August 29, 2008

 

US Wheat Outlook on Friday: Bearish technical momentum continues

 

 

U.S. wheat futures are expected to open Friday's day session lower, as technical momentum continues to pressure prices.

 

Chicago Board of Trade December wheat is called to open 5 to 7 cents per bushel lower, following a downward trend evident throughout the week. In overnight electronic trading, CBOT December wheat dropped 7 1/4 cents to US$8.03 3/4.

 

CBOT corn closed lower overnight, while soybeans had modest gains. In electronic trading, the U.S. dollar is slightly weaker, while crude oil is trading more than US$2 above Thursday's closing price.

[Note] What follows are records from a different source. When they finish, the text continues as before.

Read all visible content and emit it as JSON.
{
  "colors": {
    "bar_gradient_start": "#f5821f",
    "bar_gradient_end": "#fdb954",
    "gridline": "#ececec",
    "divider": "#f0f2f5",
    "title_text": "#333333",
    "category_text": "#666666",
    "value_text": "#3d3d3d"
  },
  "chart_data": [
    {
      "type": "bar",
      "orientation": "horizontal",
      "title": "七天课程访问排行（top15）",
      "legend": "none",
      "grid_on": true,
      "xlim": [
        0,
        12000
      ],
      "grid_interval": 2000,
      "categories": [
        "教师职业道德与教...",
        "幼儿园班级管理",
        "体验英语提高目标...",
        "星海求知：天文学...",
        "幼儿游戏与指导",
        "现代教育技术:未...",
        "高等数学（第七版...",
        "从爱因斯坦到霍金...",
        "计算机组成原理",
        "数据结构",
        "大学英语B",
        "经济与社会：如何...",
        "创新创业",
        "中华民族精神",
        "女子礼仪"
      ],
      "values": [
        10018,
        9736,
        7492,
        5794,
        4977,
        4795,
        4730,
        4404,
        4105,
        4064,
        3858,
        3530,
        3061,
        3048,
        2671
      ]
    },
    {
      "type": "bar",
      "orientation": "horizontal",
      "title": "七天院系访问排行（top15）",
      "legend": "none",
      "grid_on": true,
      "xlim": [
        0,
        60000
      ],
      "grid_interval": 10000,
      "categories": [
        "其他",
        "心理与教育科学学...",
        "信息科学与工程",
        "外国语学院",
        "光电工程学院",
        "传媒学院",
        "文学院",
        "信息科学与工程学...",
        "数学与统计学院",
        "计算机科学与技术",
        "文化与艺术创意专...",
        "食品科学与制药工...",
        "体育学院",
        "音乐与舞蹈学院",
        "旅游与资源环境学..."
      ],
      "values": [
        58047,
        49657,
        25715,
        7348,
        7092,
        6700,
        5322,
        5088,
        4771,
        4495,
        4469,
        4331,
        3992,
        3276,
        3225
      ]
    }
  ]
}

Traders will monitor these outside markets for direction in Friday's wheat trade, a technician market said.

 

"Wheat should see more selling on the open today, as the market continues its technically inspired meltdown," said Bryce Knorr, senior editor of Farm Futures. "A bearish start to deliveries on first notice day for September futures could add to the distress."

 

Friday marks first notice day for the CBOT September wheat contract. There were 4,032 total contracts delivered. Commercial trading housing were the biggest issuers, with the house account of ADM Investor Services issuing 1,200 contracts and Fortis issuing 1,002. Newedge stopped 855 and Rosenthal stopped 669.

 

The deliveries were heavier than trade expectations, Knorr said.

 

"While historically weak basis encouraged deliveries, traders noted that the market pulled back a little this week from full carry, making deliveries less attractive," he said. "Deliveries back in July were also much lighter, which had lessened expectations for September."

 

The next downside price objective for the bears is pushing and closing CBOT December wheat below major psychological support at US$8 with first support at Thursday's low of US$8.01 1/2, a technical analyst said.

 

The bulls' next upside price objective is to push and close December futures prices above solid technical resistance at US$8.50 a bushel, he said. First resistance is seen at US$8.20 and then at Thursday's high of US$8.30 1/2.

 

Dry conditions currently dominate the U.S. northern Plains, with rain expected to move across the state Sunday and Monday, DTN Meteorlogix said.

 

Temperatures are now in the normal-to-well-above-normal range, but will begin dipping below normal on Monday and Tuesday, the private weather firm said.

 

"Wet and sometimes cool weather may be unfavorable for maturing wheat and could delay the harvest," Meteorlogix said.

 

Australia's benchmark wheat futures contract - ASX January 2009 - slipped AUS$1 to AUS$340/metric tonne, down almost 10% since Monday.

 

Even a big wheat crop in Western Australia won't be able to entirely offset poor yields expected in parts of the eastern states, so national output might only reach 20 million metric tonnes this year, said Brett Stevenson, director of agricultural risk management adviser MarketCheck.

 

A 20-million tonne national wheat crop would likely be the maximum unless there's a major turnaround in the weather, Stevenson said. His estimate was at the lower end of industry expectations ranging up to 24 million tonnes.

 

"Even with (recent) rain, they've got an enormous way to go to develop fully into a big plant that's going to produce a lot of grain," he said.

 

The industry has been buoyed by reasonable conditions for parts of Australia's wheat lands after drought slashed production to 13 million tonnes last year and 11 million tonnes in 2006, less than half of the record 26 million tonnes in 2003.